PRIVATE FIRST CLASS GERALD LYONS was born in Windy Hill, Maryland in 1910, the fourth of five sons born to Frederick and Sarah Julia Lyons. The 1920 Census shows Frederick Lyons and family living in Trappe, Talbot County, Maryland, where Frederick Lyons owned a farm. By 1930 Gerald Lyons and his brothers had all left home. When the Census was taken in April of 1930, Frederick Lyons had lost the farm, and was working for another farmer, while his wife was working as a housekeeper for a private family.
Gerald Lyons eventually came to Gloucester City NJ. The 1940 census show him lodging at 213 Market Street and working as a truck driver. He later moved to 824 Division Street. He had finished one year of high school, was unmarried and still working as a driver before being called to national service.
Gerald Lyons was inducted into the Army on May 8, 1942 at Fort Dix NJ. After completing basic training, he was assigned to the 116th Infantry Regiment, 29th Infantry Division.
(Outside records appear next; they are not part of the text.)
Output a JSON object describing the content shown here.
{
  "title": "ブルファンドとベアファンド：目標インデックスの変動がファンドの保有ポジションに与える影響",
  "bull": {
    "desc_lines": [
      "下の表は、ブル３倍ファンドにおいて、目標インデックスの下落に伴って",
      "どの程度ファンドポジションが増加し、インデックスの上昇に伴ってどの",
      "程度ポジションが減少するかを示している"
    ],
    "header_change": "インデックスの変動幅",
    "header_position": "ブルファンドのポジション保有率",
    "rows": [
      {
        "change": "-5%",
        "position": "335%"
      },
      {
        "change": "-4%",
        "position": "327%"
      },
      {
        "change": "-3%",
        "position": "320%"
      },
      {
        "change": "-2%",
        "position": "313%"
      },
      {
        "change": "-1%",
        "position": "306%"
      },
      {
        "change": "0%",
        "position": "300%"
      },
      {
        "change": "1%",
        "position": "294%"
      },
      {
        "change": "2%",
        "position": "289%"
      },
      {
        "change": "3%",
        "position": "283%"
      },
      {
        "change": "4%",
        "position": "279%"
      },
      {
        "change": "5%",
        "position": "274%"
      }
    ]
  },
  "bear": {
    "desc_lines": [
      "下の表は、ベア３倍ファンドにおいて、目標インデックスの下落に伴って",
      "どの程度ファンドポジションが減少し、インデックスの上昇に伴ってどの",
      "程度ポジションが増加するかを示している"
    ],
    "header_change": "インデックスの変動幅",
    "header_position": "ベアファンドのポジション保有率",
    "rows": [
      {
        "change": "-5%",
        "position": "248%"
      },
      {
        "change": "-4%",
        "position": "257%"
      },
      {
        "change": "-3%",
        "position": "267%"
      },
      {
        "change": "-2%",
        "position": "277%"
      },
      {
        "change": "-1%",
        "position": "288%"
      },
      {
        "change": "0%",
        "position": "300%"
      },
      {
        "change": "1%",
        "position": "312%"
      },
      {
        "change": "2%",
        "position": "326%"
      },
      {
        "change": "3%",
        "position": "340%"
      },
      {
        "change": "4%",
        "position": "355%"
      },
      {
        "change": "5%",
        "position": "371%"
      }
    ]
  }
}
He landed on Omaha Beach with the 29th Division on D-Day, took part in the siege at Brest, and took part in the action that resulted in the fall of Aachen, Germany in October of 1944.
The 29th Division was pulled out of the line to receive replacements, training, and to re-equip at the end of October. Gerald Lyons and his unit stayed for some time in the Dutch town of Kerkrade, where he met Jan Schlangen. Jan Schlagen wrote the following in October of 2013:
Dear Mr Phil Cohen,
Since 1945 I take care of the Grave, in Margraten Netherland, from the killed American soldier Lyons, Gerald (29th Division – 116 Inf. Reg. Serial number: 32267199).
I met Gerald personally before he was entering Germany. He was a very quiet person, always together with his sergeant Stanley …?.
A few days after they left our home in Kerkrade – Holland to cross the border with Germany, Stanley came back to tell us that his mate Gerald was killed in action by driving with his jeep on a mine.
Trough the US. Army Human Resources Command we know that he was killed in Süggerath in the neighbourhood of Geilenkirchen in Germany.
Also we have gotten the address of his sister (Mrs Elizabeth Conley, 332 South 8th Street) and his brother (Fred V. Lyons, 430 Hunter Street). Both have lived in Gloucester, New Jersey.
However we are sure that they will not live anymore, but it is possible that there are children or grandchildren still living. If so than we would be very gratefully if we could get a picture of Gerald.
Gerald Lyons was killed in action on November 21, 1944. He was buried at the Netherlands American Cemetery in Margraten, Netherlands. He was survived by his brothers Fred, William, and Charles and his sister Elizabeth Lyons Conley.